I didn't get to spend much time on my fluffy marshmallow bed at The Empire Hotel as sleep was a distant acquaintance during NYFW. When I was in my hotel room and not stampeding through town, I spent most of the time sitting in chairs or couches and didn't flop on the bed until the demands of exhaustion became too loud to ignore.
Yet for the first five years of my life, I lived life on/in a bed. I was born in Shanghai during a time when the socioeconomic climate was still impacted by the remnants of Mao's China. People lived modest lives. Excess was inaccessible. Wealth was a foreign term and even if you had money, there was nothing to buy as the government controlled both supply and demand. You didn't choose where to live, you were assigned a place to live. My very first home was a 8 x 8 box big enough to fit a queen size bed and not much more. There was no kitchen, no bathroom. Just a box.

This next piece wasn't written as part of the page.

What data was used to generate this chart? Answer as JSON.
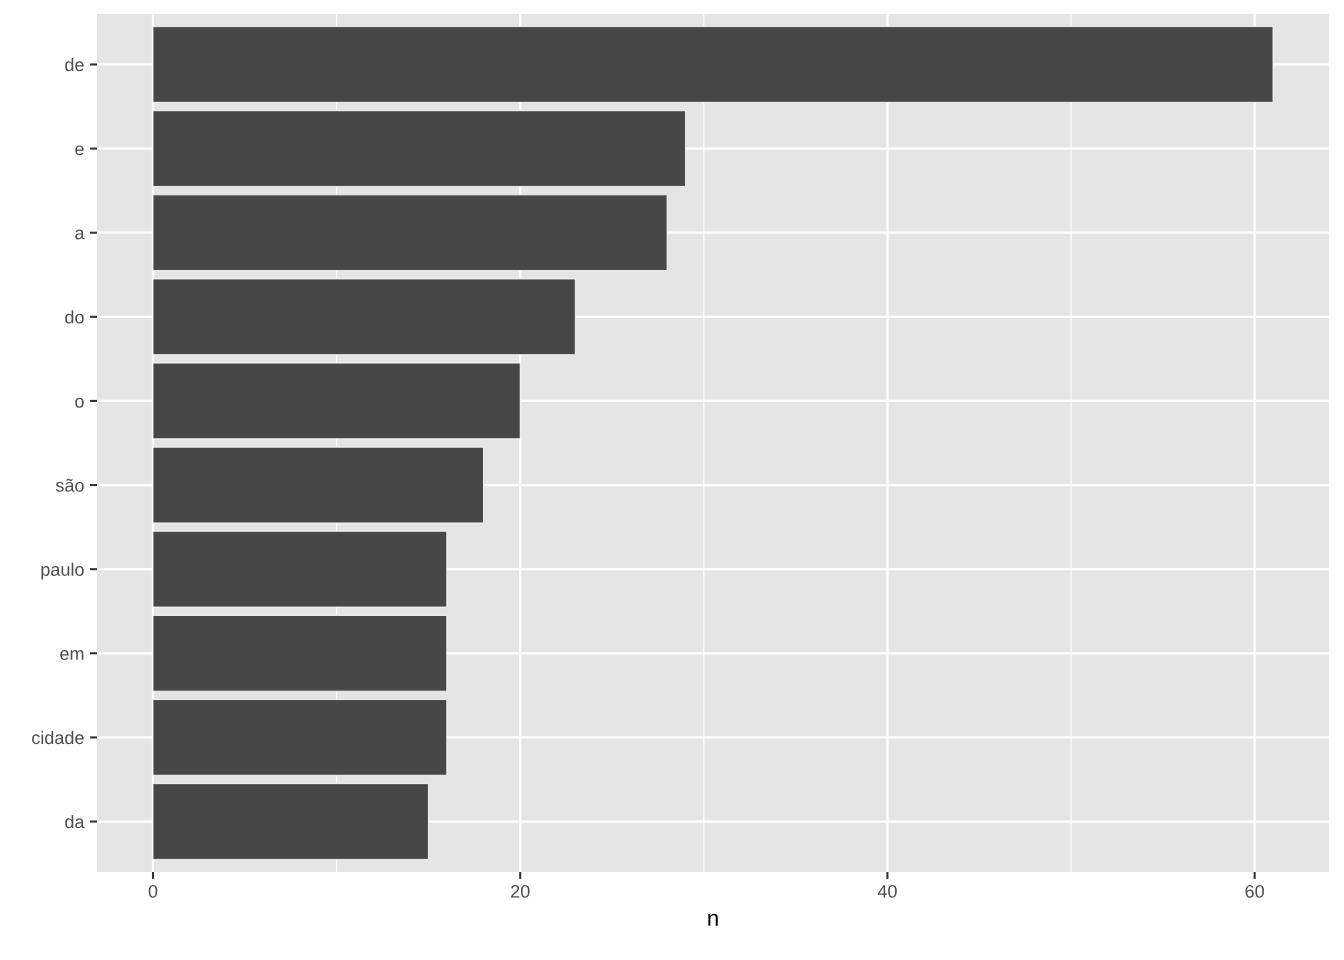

So, the bed became more than just a place of slumber. It was where I ate, learned to walk, practiced karate, played the keyboard, built legos, did homework, and where I spent weekend mornings being the victim of tickle fights with mom and dad. We turned our box into a home and what it lacked in size we made up with moments of joy and love. Some days, I think back to those years in Shanghai. They were blissfully simple years filled with Sunday morning laughter that flowed through every inch of our 64-square-foot home.
We didn't have much yet we had everything we needed.